While the factory owner notified workers that they could sell the factory’s remaining assets in lieu of payment, many of the more expensive assets had previously been removed, leaving a value of less than 10%[12] of what the workers were owed. In an attempt to protect the remaining assets, the workers organized a 24-hour vigil outside of the factory to prevent the removal of further equipment. They also filed an injunction with the Phnom Penh Municipal Court to ensure the remaining equipment in the factory was not removed or sold by the owner.
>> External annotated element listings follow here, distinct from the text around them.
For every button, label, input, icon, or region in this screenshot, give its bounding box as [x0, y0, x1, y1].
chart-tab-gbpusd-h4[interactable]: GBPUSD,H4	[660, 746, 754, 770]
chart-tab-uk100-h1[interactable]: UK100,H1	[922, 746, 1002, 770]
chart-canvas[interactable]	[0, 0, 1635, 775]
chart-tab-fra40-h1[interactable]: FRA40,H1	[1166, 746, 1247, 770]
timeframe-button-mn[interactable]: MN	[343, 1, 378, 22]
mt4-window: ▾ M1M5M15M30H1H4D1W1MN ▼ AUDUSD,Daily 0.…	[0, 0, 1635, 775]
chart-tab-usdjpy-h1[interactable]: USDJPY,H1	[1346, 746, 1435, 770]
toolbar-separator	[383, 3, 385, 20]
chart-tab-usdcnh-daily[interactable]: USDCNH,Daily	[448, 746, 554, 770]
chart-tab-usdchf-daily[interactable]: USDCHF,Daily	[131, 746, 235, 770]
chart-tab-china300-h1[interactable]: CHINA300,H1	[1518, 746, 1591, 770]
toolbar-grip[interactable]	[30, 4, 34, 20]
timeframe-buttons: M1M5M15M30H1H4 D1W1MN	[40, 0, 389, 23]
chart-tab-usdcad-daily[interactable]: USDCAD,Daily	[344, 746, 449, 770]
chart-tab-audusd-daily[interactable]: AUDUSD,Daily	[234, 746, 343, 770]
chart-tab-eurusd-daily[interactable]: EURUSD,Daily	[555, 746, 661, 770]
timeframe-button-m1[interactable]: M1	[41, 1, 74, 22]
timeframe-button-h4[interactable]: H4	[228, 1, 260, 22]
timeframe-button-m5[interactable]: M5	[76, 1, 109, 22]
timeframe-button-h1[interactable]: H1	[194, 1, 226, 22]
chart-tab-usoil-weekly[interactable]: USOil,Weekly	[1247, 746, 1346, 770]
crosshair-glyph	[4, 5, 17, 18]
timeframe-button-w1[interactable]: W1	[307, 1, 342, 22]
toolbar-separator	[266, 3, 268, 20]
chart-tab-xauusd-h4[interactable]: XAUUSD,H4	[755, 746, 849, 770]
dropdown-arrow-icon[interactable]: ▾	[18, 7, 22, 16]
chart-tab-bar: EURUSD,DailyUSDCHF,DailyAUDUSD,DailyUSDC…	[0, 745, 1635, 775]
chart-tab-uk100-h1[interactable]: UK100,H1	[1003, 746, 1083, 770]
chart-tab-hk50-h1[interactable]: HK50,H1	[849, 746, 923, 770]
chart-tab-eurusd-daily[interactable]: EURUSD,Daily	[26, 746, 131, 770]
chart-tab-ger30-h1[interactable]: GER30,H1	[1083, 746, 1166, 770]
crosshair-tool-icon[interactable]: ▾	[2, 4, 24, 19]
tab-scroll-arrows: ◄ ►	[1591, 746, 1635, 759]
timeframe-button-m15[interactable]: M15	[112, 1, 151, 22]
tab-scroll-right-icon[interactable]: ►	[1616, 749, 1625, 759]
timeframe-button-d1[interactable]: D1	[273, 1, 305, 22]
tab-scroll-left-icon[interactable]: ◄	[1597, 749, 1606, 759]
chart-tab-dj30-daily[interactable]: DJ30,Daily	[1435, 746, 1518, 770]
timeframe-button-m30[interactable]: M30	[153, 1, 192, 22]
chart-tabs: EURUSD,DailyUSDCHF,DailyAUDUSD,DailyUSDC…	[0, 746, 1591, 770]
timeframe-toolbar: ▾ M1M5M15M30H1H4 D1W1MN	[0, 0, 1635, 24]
Another complaint was filed with the labour dispute resolution branch of the Ministry of Labour who confirmed that the workers were entitled to various payments under Cambodian law.[13] This led the workers to file a formal complaint in the Municipal Court for their final month’s wages and severance pay for years worked – calculated to be a total of USD$550,000 for all the 208 workers.
Over a month later, however, the court indicated that the preparatory hearing could not proceed because the factory was closed and the court could not locate the owner, and that it would first be the workers’ responsibility to attempt to locate him.[14]

The workers organized numerous protests to denounce the slow-moving legal procedures and to pressure the three brands alleged to be sourcing from the factory – Nygard International and two UK brands, Marks & Spencer and Bonmarché – to take responsibility for the factory’s failure to pay workers. They also sought support from international labour rights organizations, including the Clean Clothes Campaign, Labour Behind the Label, Workers United Canada and the Maquila Solidarity Network who launched a global campaign.[15] Despite this continued pressure and letters from the workers and labour rights organizations, all three brands denied having a direct contractual relationship with the Chung Fai Knitwear Factory and therefore shirked responsibility for ensuring the 208 workers received what they were legally owed.
For its part, Nygard skirted responsibility[16] for the subcontract despite worker testimonies and import records that showed Nygard received 29 clothing shipments from the factory between April 2013 through April 2016.[17] Workers were left with severe economic hardship, often unable to find subsequent work, unable to pay for rent, health care and many had to take out loans, accumulating debt.[18]